The oil-on-canvas work, Show Me The Monet, a modern take on Monet's impressionist classic The Water-Lily Pond, sold for £7.55 million at Sotheby's following a bidding battle.
"The hammer came down after five determined collectors battled for nearly nine minutes to drive the final price beyond its estimate of £3 million to £5 million to become the second-highest price for the artist at auction," Sotheby's said.
The sale comes a year after a Banksy painting depicting the British Parliament populated by chimpanzees smashed the record for the street artist by fetching nearly £9.9 million.
On that occasion, the 2009 work titled Devolved Parliament attracted a 13-minute battle among 10 bidders.
Show Me The Monet was created in 2005, as part of a collection called The Crude Oils, and had first been shown publicly in only Banksy's second gallery exhibition.
The painting transforms Monet's masterpiece, depicting a Japanese-style bridge in his famous garden at Giverny, into a modern-day flytipping spot.
Instead of an idyllic lily pond, the composition shows discarded shopping trolleys and a fluorescent orange traffic cone floating in the water beneath the bridge.
Banksy has become a household name since the turn of the century, after his iconic graffiti paintings began to appear overnight on buildings and at sites around the world.
The artist's identity remains shrouded in mystery even as his works have begun to attract increasingly high sums at auction.
Meanwhile, a painting by British artist David Hockney, sold by the Royal Opera House in London to raise funds to help survive the coronavirus pandemic, fetched nearly £13 million at auction on Thursday.
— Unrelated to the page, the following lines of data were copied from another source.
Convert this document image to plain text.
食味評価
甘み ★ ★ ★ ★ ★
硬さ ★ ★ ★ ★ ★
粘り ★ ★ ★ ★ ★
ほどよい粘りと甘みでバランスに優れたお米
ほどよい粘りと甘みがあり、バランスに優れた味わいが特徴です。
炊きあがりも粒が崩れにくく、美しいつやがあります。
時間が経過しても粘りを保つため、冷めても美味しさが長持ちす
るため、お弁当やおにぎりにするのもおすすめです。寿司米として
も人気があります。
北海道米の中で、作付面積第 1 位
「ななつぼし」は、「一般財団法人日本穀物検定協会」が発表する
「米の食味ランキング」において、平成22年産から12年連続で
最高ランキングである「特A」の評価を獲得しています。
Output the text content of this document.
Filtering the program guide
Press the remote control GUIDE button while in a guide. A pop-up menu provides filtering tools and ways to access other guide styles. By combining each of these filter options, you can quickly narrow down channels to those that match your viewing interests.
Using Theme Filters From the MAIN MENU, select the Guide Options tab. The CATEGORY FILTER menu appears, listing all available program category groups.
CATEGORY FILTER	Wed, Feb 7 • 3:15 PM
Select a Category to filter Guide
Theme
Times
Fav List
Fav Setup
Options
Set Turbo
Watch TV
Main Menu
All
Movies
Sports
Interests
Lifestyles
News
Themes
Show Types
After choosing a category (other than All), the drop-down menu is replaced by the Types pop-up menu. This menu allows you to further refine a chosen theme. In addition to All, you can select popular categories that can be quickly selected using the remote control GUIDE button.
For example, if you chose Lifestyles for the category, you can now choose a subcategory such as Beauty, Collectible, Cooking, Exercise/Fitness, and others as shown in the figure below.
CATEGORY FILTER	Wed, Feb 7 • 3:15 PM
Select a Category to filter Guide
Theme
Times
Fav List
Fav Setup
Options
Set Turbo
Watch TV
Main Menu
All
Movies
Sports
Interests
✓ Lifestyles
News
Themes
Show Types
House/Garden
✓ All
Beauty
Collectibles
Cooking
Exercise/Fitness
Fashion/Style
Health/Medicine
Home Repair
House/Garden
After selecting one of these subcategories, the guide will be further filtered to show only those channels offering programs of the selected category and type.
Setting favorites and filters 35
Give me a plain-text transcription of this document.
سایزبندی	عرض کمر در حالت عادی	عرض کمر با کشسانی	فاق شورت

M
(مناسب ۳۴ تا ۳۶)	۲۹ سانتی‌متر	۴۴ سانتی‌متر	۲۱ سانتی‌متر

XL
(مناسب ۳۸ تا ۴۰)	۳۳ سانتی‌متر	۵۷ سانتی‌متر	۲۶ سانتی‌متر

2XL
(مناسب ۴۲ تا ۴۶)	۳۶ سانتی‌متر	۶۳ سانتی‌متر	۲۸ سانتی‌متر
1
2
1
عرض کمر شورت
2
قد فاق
The painting, which depicts the iconic British institution's former chief David Webster, had been estimated to sell for between £11 million and £18 million.
At an evening auction of post-war and contemporary art at Christie's in London, the work - Portrait Of Sir David Webster - went under the hammer for £12.87 million.
The Royal Opera House announced earlier this month that it had been forced to sell the painting as it faces "the biggest crisis in our history" due to the pandemic.
"The proceeds will be used to ensure that the world's greatest artists can once more return to our stages," its chief executive Alex Beard said at the time.